I want it now. In paperback. And if you won’t give it to me, I will be stealing it.
Posted: April 14th, 2011 | Author: Sam Bueno de Mesquita | Filed under: Media | 6 Comments »Is the publishing industry making the same mistakes the music industry did?
The marketing has worked a treat on the new James Gleick – I’ve read the reviews, and a few extracts, and now I want it the way I wanted Optimus Prime when I was six years old. But Random House aren’t going to let me have it in paperback until March 2012.
This is what the music industry did 15 years ago. A new album by your favourite artist got several months of promotion, while on sale at a vastly inflated price.

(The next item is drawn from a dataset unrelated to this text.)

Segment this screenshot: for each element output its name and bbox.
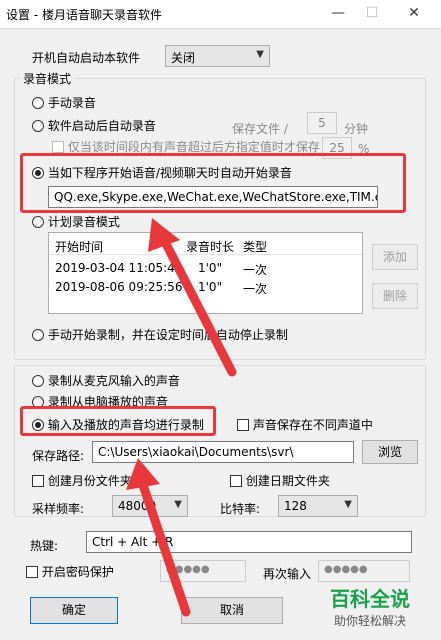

Finally, 18 months after the buzz had died down, it came into the HMV sale rack at a price you could afford.
It was a miserable experience for teenagers, and the result was that when an alternative came along – Napster, and then iTunes – they changed their habits instantly. It took just a decade to wipe out a 20 billion dolllar industry.

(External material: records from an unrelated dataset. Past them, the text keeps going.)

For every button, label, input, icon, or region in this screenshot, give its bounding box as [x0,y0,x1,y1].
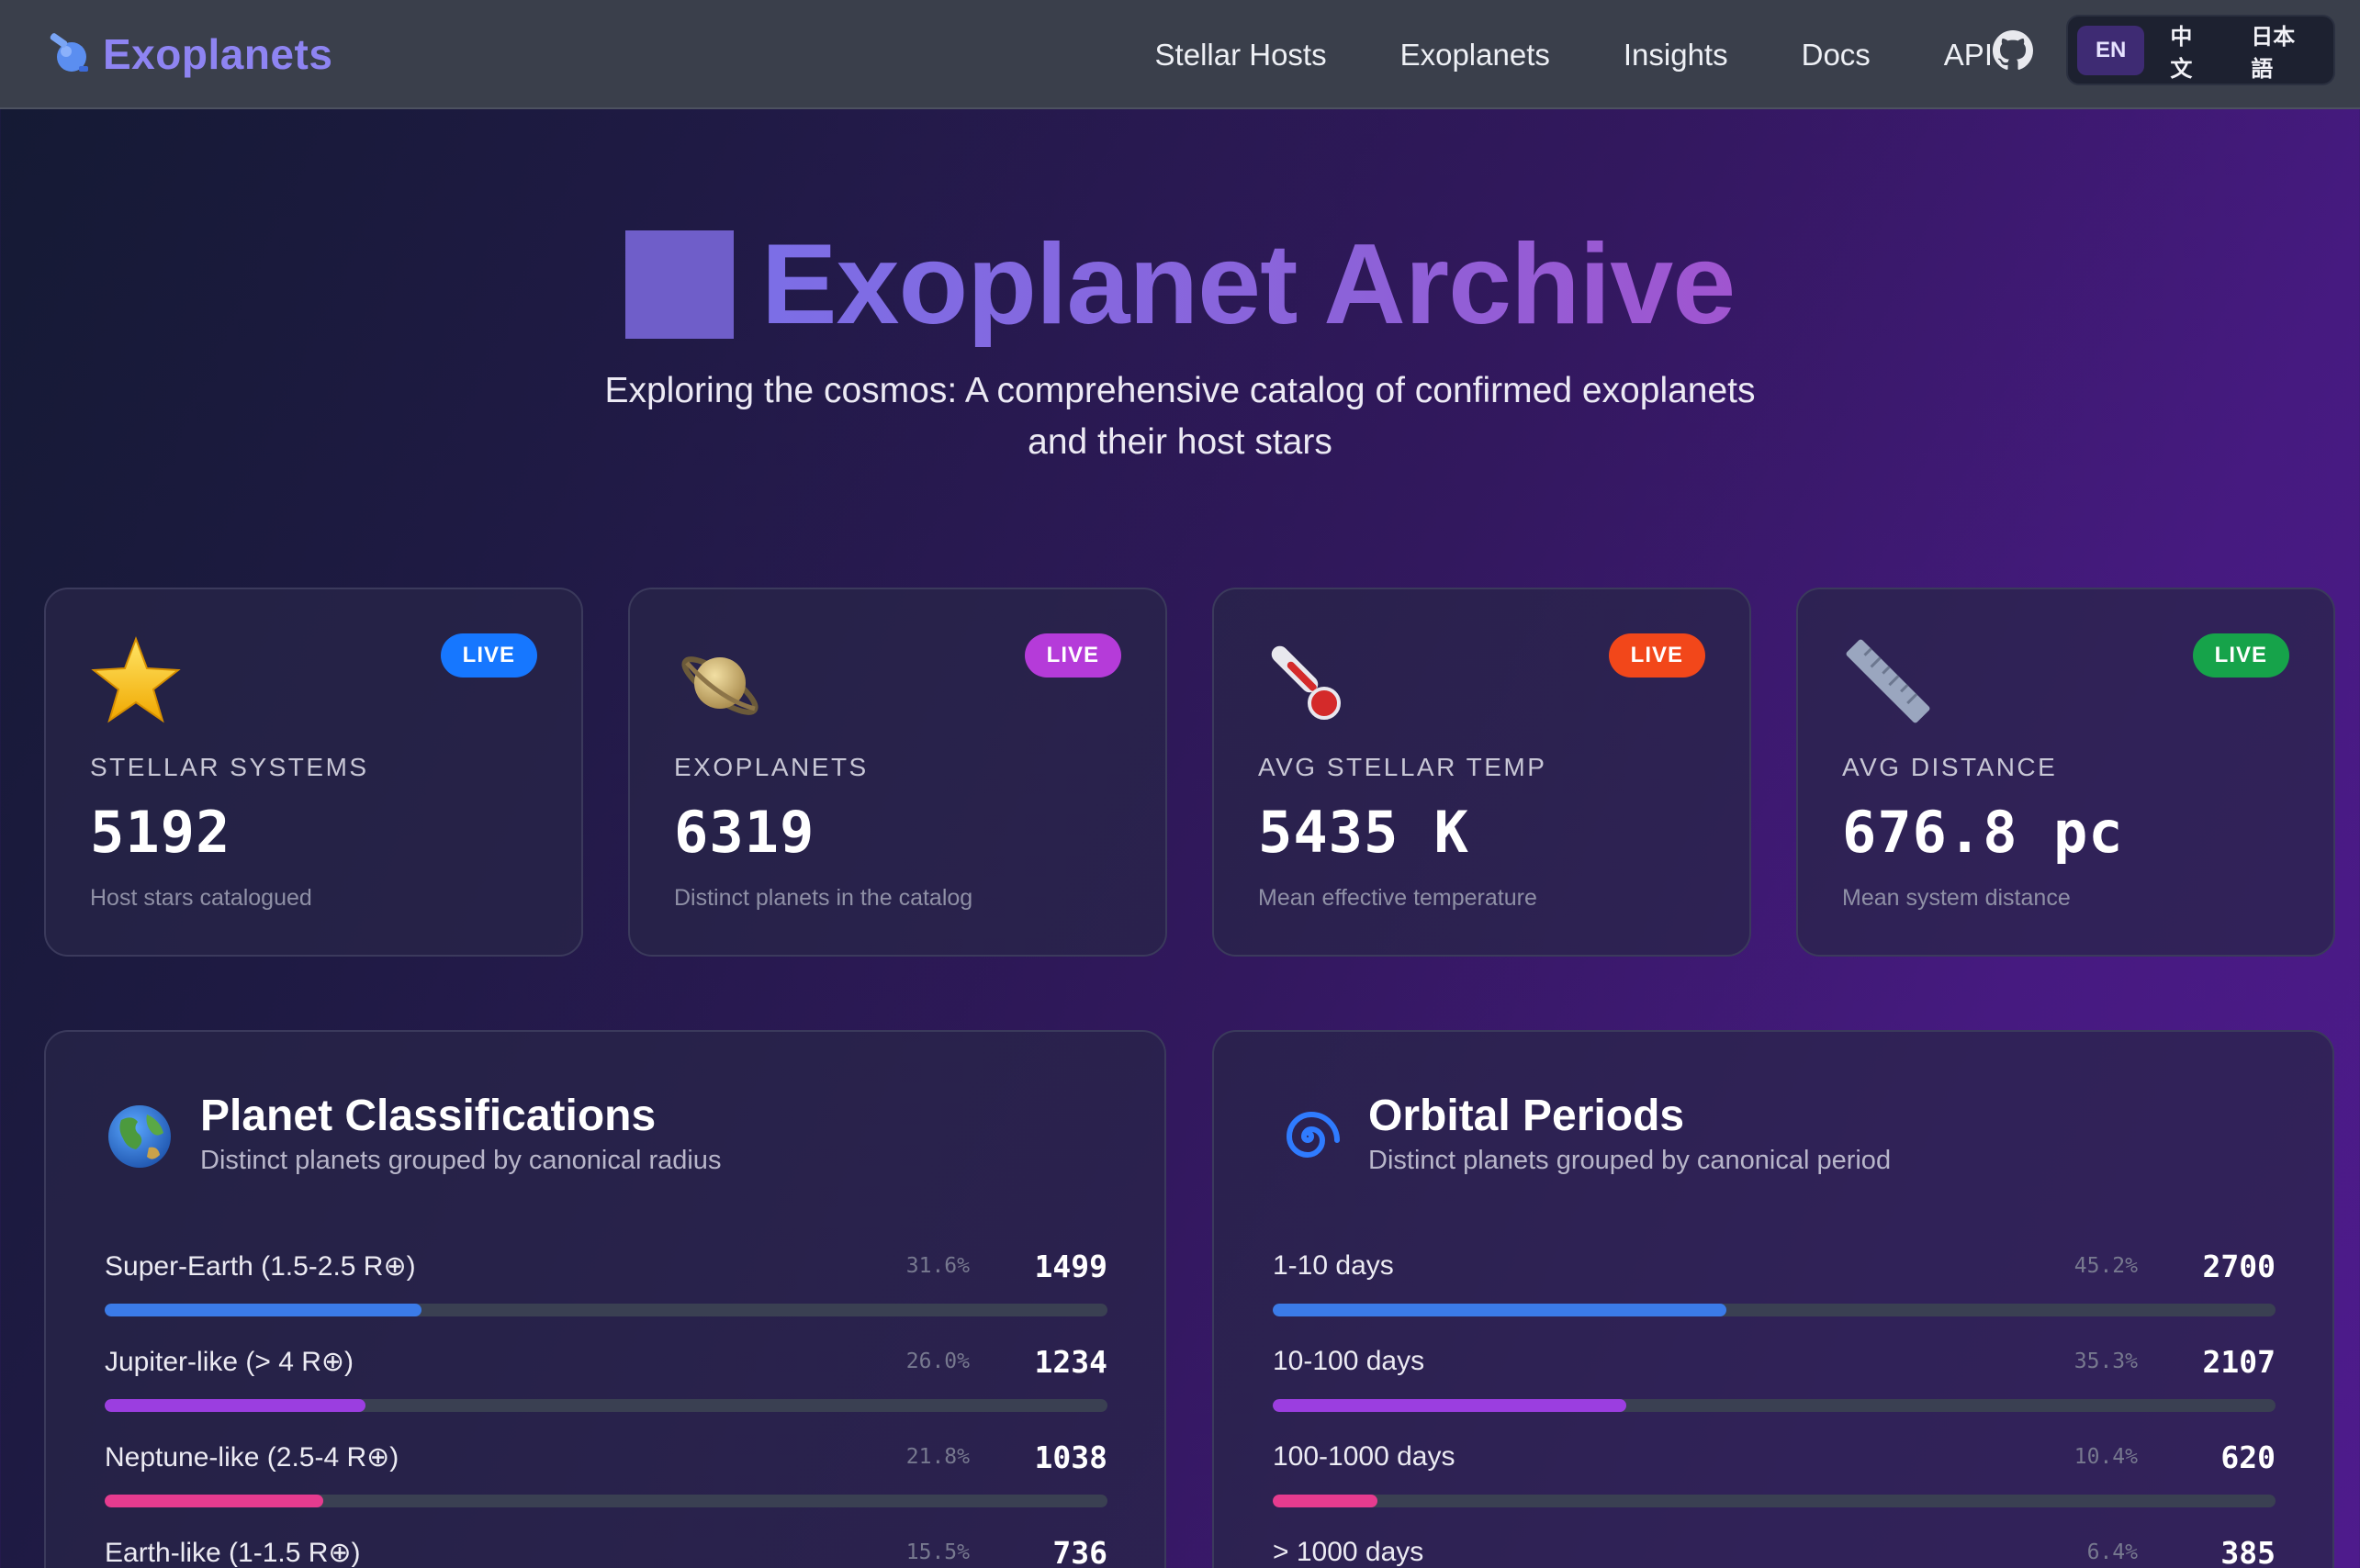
row-label: > 1000 days [1273,1537,1424,1567]
hero-subtitle-line1: Exploring the cosmos: A comprehensive ca… [604,371,1756,410]
distribution-row: > 1000 days 6.4% 385 [1273,1535,2276,1568]
page-title: Exoplanet Archive [760,221,1736,348]
progress-fill [1273,1304,1726,1316]
distribution-row: 100-1000 days 10.4% 620 [1273,1439,2276,1537]
nav-link-exoplanets[interactable]: Exoplanets [1400,38,1550,73]
row-label: Jupiter-like (> 4 R⊕) [105,1347,354,1377]
row-count: 2107 [2202,1344,2276,1380]
live-badge: LIVE [1024,633,1121,678]
progress-fill [1273,1495,1377,1507]
lang-en-button[interactable]: EN [2077,25,2145,75]
row-percent: 6.4% [2086,1540,2138,1564]
stat-card-avg-temp: LIVE AVG STELLAR TEMP 5435 K Mean effect… [1212,588,1751,957]
hero-subtitle: Exploring the cosmos: A comprehensive ca… [583,365,1777,468]
thermometer-icon [1271,645,1341,720]
stat-description: Mean system distance [1842,885,2071,911]
stat-card-stellar-systems: LIVE STELLAR SYSTEMS 5192 Host stars cat… [44,588,583,957]
row-label: 1-10 days [1273,1250,1394,1281]
live-badge: LIVE [2192,633,2289,678]
stat-value: 5192 [90,799,231,866]
row-percent: 10.4% [2073,1445,2138,1469]
row-label: 10-100 days [1273,1346,1425,1376]
row-count: 1038 [1034,1439,1107,1475]
row-label: Super-Earth (1.5-2.5 R⊕) [105,1251,416,1282]
language-switcher: EN 中文 日本語 [2066,15,2335,85]
distribution-row: Super-Earth (1.5-2.5 R⊕) 31.6% 1499 [105,1249,1107,1346]
brand-link[interactable]: Exoplanets [46,26,332,83]
spiral-galaxy-icon [1286,1111,1340,1159]
row-count: 1499 [1034,1249,1107,1284]
stat-value: 676.8 pc [1842,799,2124,866]
progress-track [1273,1304,2276,1316]
nav-link-docs[interactable]: Docs [1802,38,1871,73]
row-count: 620 [2220,1439,2276,1475]
star-icon [91,636,181,723]
stat-card-exoplanets: LIVE EXOPLANETS 6319 Distinct planets in… [628,588,1167,957]
stat-label: AVG DISTANCE [1842,753,2058,781]
nav-link-insights[interactable]: Insights [1624,38,1728,73]
github-icon[interactable] [1993,30,2033,71]
hero-square-icon [624,230,734,339]
stat-label: EXOPLANETS [674,753,869,781]
row-percent: 45.2% [2073,1254,2138,1278]
row-label: 100-1000 days [1273,1441,1455,1472]
row-percent: 15.5% [905,1540,970,1564]
stat-description: Mean effective temperature [1258,885,1537,911]
distribution-row: Jupiter-like (> 4 R⊕) 26.0% 1234 [105,1344,1107,1441]
progress-track [105,1304,1107,1316]
nav-link-api[interactable]: API [1944,38,1993,73]
hero-title: Exoplanet Archive [0,216,2360,353]
stat-label: AVG STELLAR TEMP [1258,753,1547,781]
progress-track [1273,1399,2276,1412]
brand-name: Exoplanets [103,30,333,78]
telescope-logo-icon [50,33,88,72]
distribution-row: 10-100 days 35.3% 2107 [1273,1344,2276,1441]
lang-zh-button[interactable]: 中文 [2152,25,2225,82]
distribution-row: Earth-like (1-1.5 R⊕) 15.5% 736 [105,1535,1107,1568]
ringed-planet-icon [681,656,759,715]
stat-label: STELLAR SYSTEMS [90,753,369,781]
stat-description: Host stars catalogued [90,885,312,911]
row-label: Neptune-like (2.5-4 R⊕) [105,1442,399,1473]
distribution-row: Neptune-like (2.5-4 R⊕) 21.8% 1038 [105,1439,1107,1537]
row-count: 1234 [1034,1344,1107,1380]
row-count: 2700 [2202,1249,2276,1284]
stat-description: Distinct planets in the catalog [674,885,973,911]
nav-link-stellar-hosts[interactable]: Stellar Hosts [1155,38,1327,73]
progress-fill [105,1304,422,1316]
panel-subtitle: Distinct planets grouped by canonical ra… [200,1146,722,1175]
globe-icon [108,1105,171,1168]
ruler-icon [1846,639,1930,723]
panel-title: Orbital Periods [1368,1092,1685,1140]
panel-orbital-periods: Orbital Periods Distinct planets grouped… [1212,1030,2334,1568]
stat-card-avg-distance: LIVE AVG DISTANCE 676.8 pc Mean system d… [1796,588,2335,957]
row-label: Earth-like (1-1.5 R⊕) [105,1538,361,1568]
progress-fill [1273,1399,1627,1412]
nav-links: Stellar Hosts Exoplanets Insights Docs A… [1082,0,1993,109]
row-percent: 26.0% [905,1350,970,1373]
stat-value: 5435 K [1258,799,1469,866]
panel-title: Planet Classifications [200,1092,657,1140]
live-badge: LIVE [1608,633,1705,678]
progress-fill [105,1399,365,1412]
row-count: 736 [1052,1535,1107,1568]
row-percent: 21.8% [905,1445,970,1469]
progress-fill [105,1495,324,1507]
stat-value: 6319 [674,799,815,866]
progress-track [105,1399,1107,1412]
distribution-row: 1-10 days 45.2% 2700 [1273,1249,2276,1346]
panel-planet-classifications: Planet Classifications Distinct planets … [44,1030,1166,1568]
lang-ja-button[interactable]: 日本語 [2232,25,2324,82]
live-badge: LIVE [440,633,537,678]
hero-subtitle-line2: and their host stars [1028,422,1332,462]
row-count: 385 [2220,1535,2276,1568]
progress-track [1273,1495,2276,1507]
row-percent: 31.6% [905,1254,970,1278]
progress-track [105,1495,1107,1507]
panel-subtitle: Distinct planets grouped by canonical pe… [1368,1146,1892,1175]
row-percent: 35.3% [2073,1350,2138,1373]
top-navbar: Exoplanets Stellar Hosts Exoplanets Insi… [0,0,2360,109]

Books, I’m assured by friends in the publishing industry, are different. They’re intensely desirable objects in themselves; you get a better quality experience with the real thing than with a digital version; they can’t be split into tracks, and sold off as highlights. It all sounds very like the kind of thing record companies were saying about albums in 1998.
When publishers make life difficult for consumers, it creates a situation where people are on the lookout for a way to bypass them altogether – and given that the whole of War and Peace takes up less computer memory than one second of a Justin Bieber video, that’s a dangerous thing to do.